A statement issued by the OEM said: “In this context, sales and service distribution agreements of all Stellantis brands will be terminated with two year’s notice.
“The new distribution network will be selected shortly after on the basis of key objective drivers and criteria.
“Retailer representatives will be invited to dedicated meetings to contribute to the development of the future Stellantis Distribution Plans and Strategy, which will pave the way for the new Stellantis Distribution Scheme, taking into account the BER framework as of June 2023.”
A spokesperson for Stellantis told AM that the Maserati brand is not included in the changes.
He added that retailers across the other brands’ networks could expect to receive letters outlining further detail of their new contracts in June.
Finalisation of the contracts is unlikely to be decided until after resolution of expected updates to the EU’s block exemption regulations, which are expected in 2023.
While Stellantis will continue to encourage multi-franchising across its UK retail network, he added that the newly-created retail contracts would “not necessarily” result in a reduced number of retail locations.
Details of changes to the Stellantis distribution model come less than two months after the Austrian Supreme Cartel Court banned its Peugeot brand from tying dealers payments to customer satisfaction surveys and from subsidising vehicle prices sold at its manufacturer-owned sales outlets.
The case arose following a long legal dispute between Austrian Peugeot dealer Buchl and PSA's Peugeot Austria, in which Buchl claimed Peugeot's national sales company was abusing its market power and in breach of competition law.
Stellantis said this morning that its vision was to promote a “sustainable distribution model with an efficient, optimised and effective Stellantis Distribution Network”.
It suggested that franchisees would benefit from a wider range of solutions and services as a result of the changes, stating: “Customers will be able to take advantage of a multi-channel approach with a wider range of services.
“Retailers and Stellantis Brands will have a new and efficient business model aimed at creating synergies, optimising distribution costs, increasing customer satisfaction.
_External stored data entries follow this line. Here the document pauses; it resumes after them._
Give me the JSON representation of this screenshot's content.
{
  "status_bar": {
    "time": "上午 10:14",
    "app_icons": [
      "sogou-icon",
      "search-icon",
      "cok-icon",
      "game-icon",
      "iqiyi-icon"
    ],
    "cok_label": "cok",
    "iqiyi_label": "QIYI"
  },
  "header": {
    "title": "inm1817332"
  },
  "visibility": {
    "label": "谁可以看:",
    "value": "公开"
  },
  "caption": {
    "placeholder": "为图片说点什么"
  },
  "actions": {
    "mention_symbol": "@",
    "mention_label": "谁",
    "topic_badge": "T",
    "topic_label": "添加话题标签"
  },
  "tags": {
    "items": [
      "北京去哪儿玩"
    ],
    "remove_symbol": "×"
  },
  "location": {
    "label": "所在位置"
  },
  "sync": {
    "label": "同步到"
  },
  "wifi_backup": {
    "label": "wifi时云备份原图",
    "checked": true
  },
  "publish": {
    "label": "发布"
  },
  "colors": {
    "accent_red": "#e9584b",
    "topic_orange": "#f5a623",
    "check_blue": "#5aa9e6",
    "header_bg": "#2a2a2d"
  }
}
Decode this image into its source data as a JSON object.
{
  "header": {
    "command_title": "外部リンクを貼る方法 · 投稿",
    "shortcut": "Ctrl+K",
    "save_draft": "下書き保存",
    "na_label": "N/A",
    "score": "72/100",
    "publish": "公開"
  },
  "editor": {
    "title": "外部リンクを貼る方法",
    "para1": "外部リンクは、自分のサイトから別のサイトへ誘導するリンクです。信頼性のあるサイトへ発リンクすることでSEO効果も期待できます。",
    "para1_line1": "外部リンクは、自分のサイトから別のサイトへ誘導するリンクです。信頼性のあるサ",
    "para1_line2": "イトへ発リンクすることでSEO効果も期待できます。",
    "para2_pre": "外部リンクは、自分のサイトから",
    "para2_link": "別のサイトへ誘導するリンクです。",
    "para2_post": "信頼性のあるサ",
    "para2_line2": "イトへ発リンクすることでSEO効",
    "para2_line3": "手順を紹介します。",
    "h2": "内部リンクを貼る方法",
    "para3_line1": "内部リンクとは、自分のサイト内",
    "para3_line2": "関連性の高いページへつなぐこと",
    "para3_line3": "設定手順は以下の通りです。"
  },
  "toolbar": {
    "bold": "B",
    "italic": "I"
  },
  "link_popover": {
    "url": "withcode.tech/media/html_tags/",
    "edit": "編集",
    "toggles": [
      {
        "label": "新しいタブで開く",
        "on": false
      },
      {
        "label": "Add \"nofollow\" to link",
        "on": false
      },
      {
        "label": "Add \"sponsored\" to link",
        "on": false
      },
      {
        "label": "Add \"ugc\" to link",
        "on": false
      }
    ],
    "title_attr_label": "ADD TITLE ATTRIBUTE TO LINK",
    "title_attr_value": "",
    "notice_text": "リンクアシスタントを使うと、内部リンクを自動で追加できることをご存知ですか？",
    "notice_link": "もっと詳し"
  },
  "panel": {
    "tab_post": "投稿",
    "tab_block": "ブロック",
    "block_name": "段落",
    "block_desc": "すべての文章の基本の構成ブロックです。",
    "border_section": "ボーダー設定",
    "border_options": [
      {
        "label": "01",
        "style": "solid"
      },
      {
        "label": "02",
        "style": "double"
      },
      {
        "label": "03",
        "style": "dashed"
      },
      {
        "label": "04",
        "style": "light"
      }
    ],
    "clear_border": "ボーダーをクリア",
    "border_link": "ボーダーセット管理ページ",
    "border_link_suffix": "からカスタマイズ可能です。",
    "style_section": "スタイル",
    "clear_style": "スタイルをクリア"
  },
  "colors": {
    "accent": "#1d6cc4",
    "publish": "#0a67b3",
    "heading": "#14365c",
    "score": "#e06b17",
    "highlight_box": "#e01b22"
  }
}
“This will offer additional sustainable business opportunities, including a wider range of services, product line-ups, financing and mobility solutions.”
In a statement issued via the London Stock Exchange this afternoon, Vertu Motors went on record to state that its board was confident that the reorganisation of the Stellantis dealer network announced would have "a positive impact on the group's operations and the scale of its activities".
Vertu currently operates 27 sales and aftersales outlets with Stellantis franchises and said that it was currently undertaking expansion of the number of outlets in cordination with the OEM.
Underlining the pace of evolution in its retail proposition as it launched its communicated its plans, Stellantis reiterated its assertion that 98% of Stellantis models will be electrified with 100% electrified in Europe by 2030.
By 2025, 35% of Stellantis sales will be LEV and 70% by 2030, with a strong acceleration in this process and from 2023 as Stellantis aims to be at the forefront of the changes by allowing its network to adapt with a sufficient time-lead.
Its statement added: “The Stellantis brand’s product line-ups are evolving rapidly towards electrification in line with customer expectations and regulatory changes.
“Omni channels, including online sales journeys, have changed customer purchasing patterns.
“This environment, together with upcoming BER (EU block exemption regulations) expected in 2023, will lead to changes to the current distribution contracts and standards.”